With high turn-over rate on inter-county squads, it is up to individuals to be aware of what is allowed but the education from GAA is vital to make sure there is no confusion
In his final annual report as GAA director-general to 2018 Congress, Paraic Duffy floated the idea of a system whereby a player would be prohibited from playing for his county until he had certification that he had completed an acceptable anti-doping programme.
Duffy's comments focused on improved education in the wake of the case of Kerry footballer Brendan O'Sullivan who had served a 21-week ban, in two phases, after his decision to appeal for inadvertently taking a banned substance in a caffeine supplement which he had sourced himself.
At the time of their report the Irish Sports Council, who oversee testing, were critical of education relating to GAA players, noting "confusion" over the flow of information to the player who, they determined, bore "no significant fault or negligence."
Duffy felt the "fluctuating composition" of inter-county panels made it a matter to be "addressed urgently" by the Association.
"It is not unusual for a player to join a panel after the competitive year has begun; in such a circumstance, it is all too easy for a player to miss out on the briefings that usually take place in the weeks before the start of the Allianz leagues," he wrote.
It was a point picked up by the Carlow footballer Ray Walker in his statement yesterday as he accepted a four-year ban, without admitting intentional wrong-doing, for a failed test in February.
Since he rejoined the Carlow squad last November until the time of his test in February, Walker claimed that he had not received any anti-doping education or training.
The three-month timeframe was narrow, but still, mandatory certification, even on an annual basis, that an education course has been completed, and where the message of player responsibility to check everything before consumption is paramount, would help to offset that recurring education question that has popped up now after every such case.
After the first of the three cases in 2015 of a failed test by an inter-county player, the GAA sought to increase education awareness by developing a tutor system with the intention of having a Sports Council-trained tutor in every county.
The GAA still lives with the perception, though, that it is not serious enough - something it has consistently rejected as Dufy emphasised in that final 2018 report - when it comes to anti-doping measures, but the existence now of a third failed test in six seasons will add some fuel to that.
In the past few years, they and the Gaelic Players Association has been at odds with the Sports Council on a couple of anti-doping related issues.
The Sports Council felt that because the GAA are the governing body and the GAA's anti-doping hearings committee decides if a violation has been committed, paying a player's legal expenses presented a conflict of interest.
But the GAA's Management Committee were adamant that a player couldn't have a fair hearing without costly legal representation and as amateurs this had to be funded.
In 2018, the GPA had issues with making players' home addresses available to the anti-doping unit for 'intelligence' purposes, with the Sports Council threatening to withhold grants until the matter was resolved.
But those who oversee the anti-doping programme have consistently seen the Gaelic games as 'low-risk', making the assumption that with little or no financial rewards the temptation to seek performance-enhancing drugs is not there.
Ironically, Walker's statement was made on the same day that the Irish Sports Council released its annual anti-doping report where Gaelic Games, with 135 tests in 2019, are behind Cycling Ireland (218), IRFU (196) and Athletics Ireland (154) in the number of tests conducted in their sport.
According to data, 40 'in competition' tests were carried out on GAA players with a further 72 out of competition tests and 23 blood tests.
That's down from 135 last year but up substantially from what it was five years ago.
Could the GAA be doing more themselves?
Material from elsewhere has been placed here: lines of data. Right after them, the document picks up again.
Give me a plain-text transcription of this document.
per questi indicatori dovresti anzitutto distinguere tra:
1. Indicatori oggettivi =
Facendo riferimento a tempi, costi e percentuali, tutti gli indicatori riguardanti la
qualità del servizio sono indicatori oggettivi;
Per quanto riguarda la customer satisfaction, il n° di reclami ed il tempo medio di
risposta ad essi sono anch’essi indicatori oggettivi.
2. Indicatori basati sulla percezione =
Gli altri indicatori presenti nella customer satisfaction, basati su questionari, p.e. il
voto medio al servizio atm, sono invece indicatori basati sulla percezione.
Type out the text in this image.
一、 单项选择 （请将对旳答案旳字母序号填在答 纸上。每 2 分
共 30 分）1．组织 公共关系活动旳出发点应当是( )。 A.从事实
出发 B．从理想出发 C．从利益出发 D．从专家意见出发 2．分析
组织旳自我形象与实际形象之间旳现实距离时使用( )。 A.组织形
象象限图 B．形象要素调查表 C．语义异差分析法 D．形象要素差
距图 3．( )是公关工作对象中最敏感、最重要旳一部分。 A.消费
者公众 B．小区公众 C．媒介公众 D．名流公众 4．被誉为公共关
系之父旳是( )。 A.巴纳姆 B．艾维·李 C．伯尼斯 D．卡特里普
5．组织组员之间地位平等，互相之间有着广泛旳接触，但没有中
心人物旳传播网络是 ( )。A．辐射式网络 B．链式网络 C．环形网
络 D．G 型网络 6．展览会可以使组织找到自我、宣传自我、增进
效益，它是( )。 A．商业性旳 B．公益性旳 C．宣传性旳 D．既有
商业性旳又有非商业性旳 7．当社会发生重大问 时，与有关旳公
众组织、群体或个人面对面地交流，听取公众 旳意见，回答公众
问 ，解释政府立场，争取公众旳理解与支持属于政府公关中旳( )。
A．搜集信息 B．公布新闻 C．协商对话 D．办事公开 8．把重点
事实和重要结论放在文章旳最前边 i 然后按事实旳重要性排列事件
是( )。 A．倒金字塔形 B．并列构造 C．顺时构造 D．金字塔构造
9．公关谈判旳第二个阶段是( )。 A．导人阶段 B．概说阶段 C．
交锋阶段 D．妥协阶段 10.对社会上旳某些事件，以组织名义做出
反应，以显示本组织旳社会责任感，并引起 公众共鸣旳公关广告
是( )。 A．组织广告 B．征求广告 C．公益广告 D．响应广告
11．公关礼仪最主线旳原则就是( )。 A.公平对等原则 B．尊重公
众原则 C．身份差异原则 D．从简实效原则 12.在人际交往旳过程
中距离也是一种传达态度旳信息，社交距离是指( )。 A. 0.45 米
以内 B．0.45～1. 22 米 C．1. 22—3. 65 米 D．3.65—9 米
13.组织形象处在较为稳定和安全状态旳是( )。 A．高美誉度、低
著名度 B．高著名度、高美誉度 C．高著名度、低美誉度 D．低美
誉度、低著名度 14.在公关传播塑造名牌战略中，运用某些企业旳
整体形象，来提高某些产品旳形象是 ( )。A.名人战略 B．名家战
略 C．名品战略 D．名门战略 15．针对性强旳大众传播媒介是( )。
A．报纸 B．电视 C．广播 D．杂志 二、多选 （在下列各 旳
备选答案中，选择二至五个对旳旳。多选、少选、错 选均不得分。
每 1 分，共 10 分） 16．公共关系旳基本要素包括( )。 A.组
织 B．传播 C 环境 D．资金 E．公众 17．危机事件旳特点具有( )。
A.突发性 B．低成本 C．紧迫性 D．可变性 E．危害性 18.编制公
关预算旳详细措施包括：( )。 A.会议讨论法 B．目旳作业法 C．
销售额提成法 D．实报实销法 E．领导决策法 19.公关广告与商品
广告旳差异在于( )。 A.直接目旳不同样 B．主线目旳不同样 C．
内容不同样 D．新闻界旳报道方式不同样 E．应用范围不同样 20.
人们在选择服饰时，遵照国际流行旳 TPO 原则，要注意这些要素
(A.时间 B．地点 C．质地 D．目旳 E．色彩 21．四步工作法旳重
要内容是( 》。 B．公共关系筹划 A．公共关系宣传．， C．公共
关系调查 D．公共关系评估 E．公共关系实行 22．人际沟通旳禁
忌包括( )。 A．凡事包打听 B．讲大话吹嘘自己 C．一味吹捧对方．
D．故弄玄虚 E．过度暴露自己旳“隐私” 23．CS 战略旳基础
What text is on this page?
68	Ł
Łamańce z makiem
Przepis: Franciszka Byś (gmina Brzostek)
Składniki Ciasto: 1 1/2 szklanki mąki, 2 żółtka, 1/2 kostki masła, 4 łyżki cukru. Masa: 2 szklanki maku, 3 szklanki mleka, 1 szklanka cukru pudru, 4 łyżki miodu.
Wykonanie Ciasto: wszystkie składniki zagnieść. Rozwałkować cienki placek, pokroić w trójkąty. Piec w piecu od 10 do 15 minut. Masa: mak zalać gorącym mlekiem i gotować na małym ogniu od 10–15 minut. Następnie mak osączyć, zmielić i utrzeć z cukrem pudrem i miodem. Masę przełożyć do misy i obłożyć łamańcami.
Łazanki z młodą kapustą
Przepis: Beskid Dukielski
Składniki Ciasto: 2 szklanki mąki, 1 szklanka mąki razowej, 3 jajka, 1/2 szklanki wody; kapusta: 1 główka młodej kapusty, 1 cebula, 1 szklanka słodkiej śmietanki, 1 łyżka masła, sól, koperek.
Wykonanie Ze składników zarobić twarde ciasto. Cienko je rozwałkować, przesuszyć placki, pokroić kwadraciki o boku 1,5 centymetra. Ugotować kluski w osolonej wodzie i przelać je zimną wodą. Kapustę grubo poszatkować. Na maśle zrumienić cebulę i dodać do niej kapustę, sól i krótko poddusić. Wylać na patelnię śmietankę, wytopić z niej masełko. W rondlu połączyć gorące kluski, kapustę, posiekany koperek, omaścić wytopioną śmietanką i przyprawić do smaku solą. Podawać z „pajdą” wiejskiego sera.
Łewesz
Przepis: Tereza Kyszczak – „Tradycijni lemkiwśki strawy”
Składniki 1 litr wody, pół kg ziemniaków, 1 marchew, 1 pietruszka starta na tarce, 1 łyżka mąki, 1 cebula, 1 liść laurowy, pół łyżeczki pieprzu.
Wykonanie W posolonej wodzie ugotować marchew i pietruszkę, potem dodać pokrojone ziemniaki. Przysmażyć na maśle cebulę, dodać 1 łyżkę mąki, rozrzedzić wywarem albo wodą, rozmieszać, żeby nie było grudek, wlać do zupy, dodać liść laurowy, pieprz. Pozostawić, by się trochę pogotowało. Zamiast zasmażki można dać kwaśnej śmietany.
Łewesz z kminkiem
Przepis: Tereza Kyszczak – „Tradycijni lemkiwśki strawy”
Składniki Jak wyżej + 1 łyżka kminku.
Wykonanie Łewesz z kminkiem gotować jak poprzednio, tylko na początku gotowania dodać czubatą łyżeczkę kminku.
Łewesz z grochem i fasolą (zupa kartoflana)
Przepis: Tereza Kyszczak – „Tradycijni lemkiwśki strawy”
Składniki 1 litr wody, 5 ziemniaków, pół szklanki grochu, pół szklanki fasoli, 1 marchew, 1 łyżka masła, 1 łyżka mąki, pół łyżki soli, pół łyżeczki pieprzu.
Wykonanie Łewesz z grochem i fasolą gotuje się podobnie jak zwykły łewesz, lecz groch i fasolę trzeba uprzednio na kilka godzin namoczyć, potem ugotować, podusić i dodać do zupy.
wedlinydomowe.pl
The area of education remains an ongoing challenge as squads change from year-to-year and even month-to-month.
Even the Sports Council acknowledged in yesterday's report that it was "a challenge to ensure that every athlete in every sport understands fully both their responsibility to compete clean and also how they can ensure they are actually doing so.
"We can only meet that challenge through the provision of widespread athlete education."
The idea of certification has much merit.
Increased testing is another area, though the numbers are determined by the Sports Council Anti-Doping, not the Association itself. The GAA has not signed up to the 'user pays' programme that the Sports Council operates, allowing sports federations, as the title suggests, to pay for their own additional testing. For some, an increase would represent an inconvenience to amateur sportspeople. but many of those athletes whose federations are signed up the anti-doping programme are amateurs too.
When the national governing body and its athletes are in receipts of State funding, it goes with the territory.
The desire for a clean sport is in the interests of everyone involved. The GAA has up to 2,000 athletes in receipt of funding. According to the 2016 ESRI report, less than one in four of those who responded to the survey that formed the basis of 'Safeguarding amateur athletes: an examination of player welfare among senior inter-county Gaelic players' had undertaken an anti-doping test.
With a turnover rate from year-to-year of around 30 per cent in inter-county squads, that figure shouldn't be taken out of context.
Many aren't on a squad for long enough to be test candidates.
By by now for anyone who is, even in the lower divisions, the penny should have dropped as to the requirement for everything consumed to be verified methodically.
Personal responsibility is paramount.